Last night, was the final meeting of “The Success Seminar” at the Landmark Forum via Zoom. There were 74 people in attendance, and when we were asked what we’d gotten out of the seminar, amazing transformations were shared.
Two examples: One woman who was always in debt, lost her various jobs because of the Corvid shut down, and was in a flat panic. But because of the techniques she learned in the workshop, she ceased to define her success by dollars, and money rolled in from creative projects she’s given up on. Now she’s able to pursue her art full time! Another person connected with his father, and discovered that his father had always considered him a success, not a failure. The son was able let go of his old beliefs, and moved forward both professionally and built a friendship with his dad. Impressive results, even more so since this is all happening under quarantine.
The goal of the seminar was to help each of the participants redefine success in their own terms, free of societal conditioning and brainwashing. In the final seminar, we were given two keys for how to live in a new state of happiness and success.
1. This moment is it. That’s all there is, plus what’s possible.
We’re constantly being barraged with slogans, and admonitions to be “mindful” and “present.” All well and good, but this notion, is more useful because there’s no room for interpretations.
After the seminar was over, I made a big sign that read;” This. Is. It, and what’s possible.
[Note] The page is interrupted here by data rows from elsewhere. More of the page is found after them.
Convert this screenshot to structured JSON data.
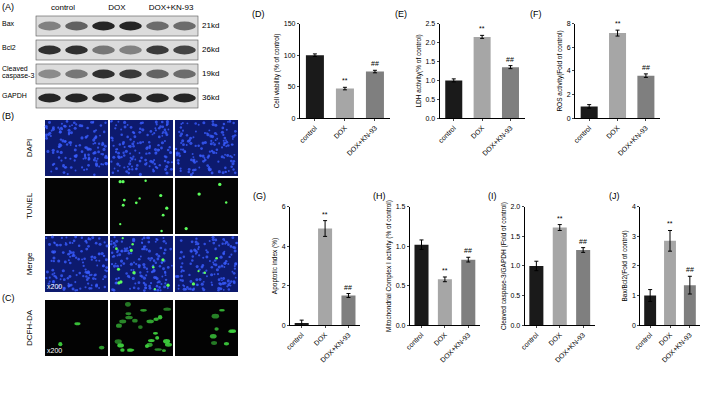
{
  "figure_panels": {
    "blot": {
      "label": "(A)",
      "groups": [
        "control",
        "DOX",
        "DOX+KN-93"
      ],
      "proteins": [
        {
          "name": "Bax",
          "size": "21kd"
        },
        {
          "name": "Bcl2",
          "size": "26kd"
        },
        {
          "name": "Cleaved caspase-3",
          "size": "19kd"
        },
        {
          "name": "GAPDH",
          "size": "36kd"
        }
      ]
    },
    "tunel": {
      "label": "(B)",
      "rows": [
        "DAPI",
        "TUNEL",
        "Merge"
      ],
      "magnification": "x200"
    },
    "ros": {
      "label": "(C)",
      "row": "DCFH-DA",
      "magnification": "x200"
    }
  },
  "chart_data": [
    {
      "type": "bar",
      "panel_label": "(D)",
      "ylabel": "Cell viability (% of control)",
      "categories": [
        "control",
        "DOX",
        "DOX+KN-93"
      ],
      "values": [
        100,
        47,
        74
      ],
      "errors": [
        2,
        2,
        2
      ],
      "colors": [
        "#1a1a1a",
        "#a6a6a6",
        "#7f7f7f"
      ],
      "significance": [
        null,
        "**",
        "##"
      ],
      "ylim": [
        0,
        150
      ],
      "yticks": [
        0,
        50,
        100,
        150
      ],
      "grid": false
    },
    {
      "type": "bar",
      "panel_label": "(E)",
      "ylabel": "LDH activity(% of control)",
      "categories": [
        "control",
        "DOX",
        "DOX+KN-93"
      ],
      "values": [
        1.0,
        2.15,
        1.35
      ],
      "errors": [
        0.04,
        0.04,
        0.04
      ],
      "colors": [
        "#1a1a1a",
        "#a6a6a6",
        "#7f7f7f"
      ],
      "significance": [
        null,
        "**",
        "##"
      ],
      "ylim": [
        0,
        2.5
      ],
      "yticks": [
        {
          "value": 0,
          "label": "0.0"
        },
        0.5,
        {
          "value": 1,
          "label": "1.0"
        },
        1.5,
        {
          "value": 2,
          "label": "2.0"
        },
        2.5
      ],
      "grid": false
    },
    {
      "type": "bar",
      "panel_label": "(F)",
      "ylabel": "ROS activity(Fold of control)",
      "categories": [
        "control",
        "DOX",
        "DOX+KN-93"
      ],
      "values": [
        1.0,
        7.2,
        3.6
      ],
      "errors": [
        0.15,
        0.25,
        0.15
      ],
      "colors": [
        "#1a1a1a",
        "#a6a6a6",
        "#7f7f7f"
      ],
      "significance": [
        null,
        "**",
        "##"
      ],
      "ylim": [
        0,
        8
      ],
      "yticks": [
        0,
        2,
        4,
        6,
        8
      ],
      "grid": false
    },
    {
      "type": "bar",
      "panel_label": "(G)",
      "ylabel": "Apoptotic index (%)",
      "categories": [
        "control",
        "DOX",
        "DOX+KN-93"
      ],
      "values": [
        0.1,
        4.9,
        1.5
      ],
      "errors": [
        0.15,
        0.4,
        0.1
      ],
      "colors": [
        "#1a1a1a",
        "#a6a6a6",
        "#7f7f7f"
      ],
      "significance": [
        null,
        "**",
        "##"
      ],
      "ylim": [
        0,
        6
      ],
      "yticks": [
        0,
        2,
        4,
        6
      ],
      "grid": false
    },
    {
      "type": "bar",
      "panel_label": "(H)",
      "ylabel": "Mitochondrial Complex I activity (% of control)",
      "categories": [
        "control",
        "DOX",
        "DOX+KN-93"
      ],
      "values": [
        1.02,
        0.58,
        0.83
      ],
      "errors": [
        0.06,
        0.03,
        0.03
      ],
      "colors": [
        "#1a1a1a",
        "#a6a6a6",
        "#7f7f7f"
      ],
      "significance": [
        null,
        "**",
        "##"
      ],
      "ylim": [
        0,
        1.5
      ],
      "yticks": [
        {
          "value": 0,
          "label": "0.0"
        },
        0.5,
        {
          "value": 1,
          "label": "1.0"
        },
        1.5
      ],
      "grid": false
    },
    {
      "type": "bar",
      "panel_label": "(I)",
      "ylabel": "Cleaved caspase-3/GAPDH (Fold of control)",
      "categories": [
        "control",
        "DOX",
        "DOX+KN-93"
      ],
      "values": [
        1.0,
        1.65,
        1.27
      ],
      "errors": [
        0.08,
        0.05,
        0.04
      ],
      "colors": [
        "#1a1a1a",
        "#a6a6a6",
        "#7f7f7f"
      ],
      "significance": [
        null,
        "**",
        "##"
      ],
      "ylim": [
        0,
        2
      ],
      "yticks": [
        {
          "value": 0,
          "label": "0.0"
        },
        0.5,
        {
          "value": 1,
          "label": "1.0"
        },
        1.5,
        {
          "value": 2,
          "label": "2.0"
        }
      ],
      "grid": false
    },
    {
      "type": "bar",
      "panel_label": "(J)",
      "ylabel": "Bax/Bcl2(Fold of control)",
      "categories": [
        "control",
        "DOX",
        "DOX+KN-93"
      ],
      "values": [
        1.0,
        2.85,
        1.35
      ],
      "errors": [
        0.2,
        0.35,
        0.3
      ],
      "colors": [
        "#1a1a1a",
        "#a6a6a6",
        "#7f7f7f"
      ],
      "significance": [
        null,
        "**",
        "##"
      ],
      "ylim": [
        0,
        4
      ],
      "yticks": [
        0,
        1,
        2,
        3,
        4
      ],
      "grid": false
    }
  ]
}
I woke this morning, slightly hungover from drinking some really good Tequila (Casamigos, thank you George Clooney!) The first thing I saw was this new sign on the wall.
2. Life can be a struggle, or a dance, your choice. Try a new paradigm: think of everything as dancing. That being said, use the metaphor to free up your approach to everything you do in your life. The only way to dance is to actually dance. It requires no extra equipment or training. The only way to get better at dancing is to actually dance. The goal of dancing is not to dance well, it’s to enjoy yourself.
Since I’m social dancer, I use dancing as a metaphor of life when writing is to consider what relationship my characters are having with the people around them.
I look at every story and scene as a dance. Most dances have a leader and a follower, both equally powerful roles. When I work on a scene, I ask myself: which character is leading? By defining my character’s roles, it’s then easy to shape the beats. The “dance “begins when one person wants something, and ends when they either get it, or not.
A movie is a dance between hero and villain. While it’s traditional to write it as a struggle or a battle, if you think of it as a dance you will get some very original material. A good example of this is the film, In The Line Of Fire. Two men are in opposition: One to save the president, and one to kill him. The writer creates incredible conflict by structuring the story like a dance, with the bad guy leading, and the good guy following until the climax, where the roles reverse. The editing is rhythmic, and we are on the edge of our seats because the writer was able to maintain the relationship between the characters as you would in any partner dance. It’s a very different experience than the usual action film.
Think of your characters as dancers. What kind of dance would they do? Are they leaders or followers? What’s the rhythm of their interaction with other people, authority, the world?
To recap, put up a sign to remind you that the present moment plus what’s possible is all that we really have, and from now on, consider both your writing and your life as being a dance.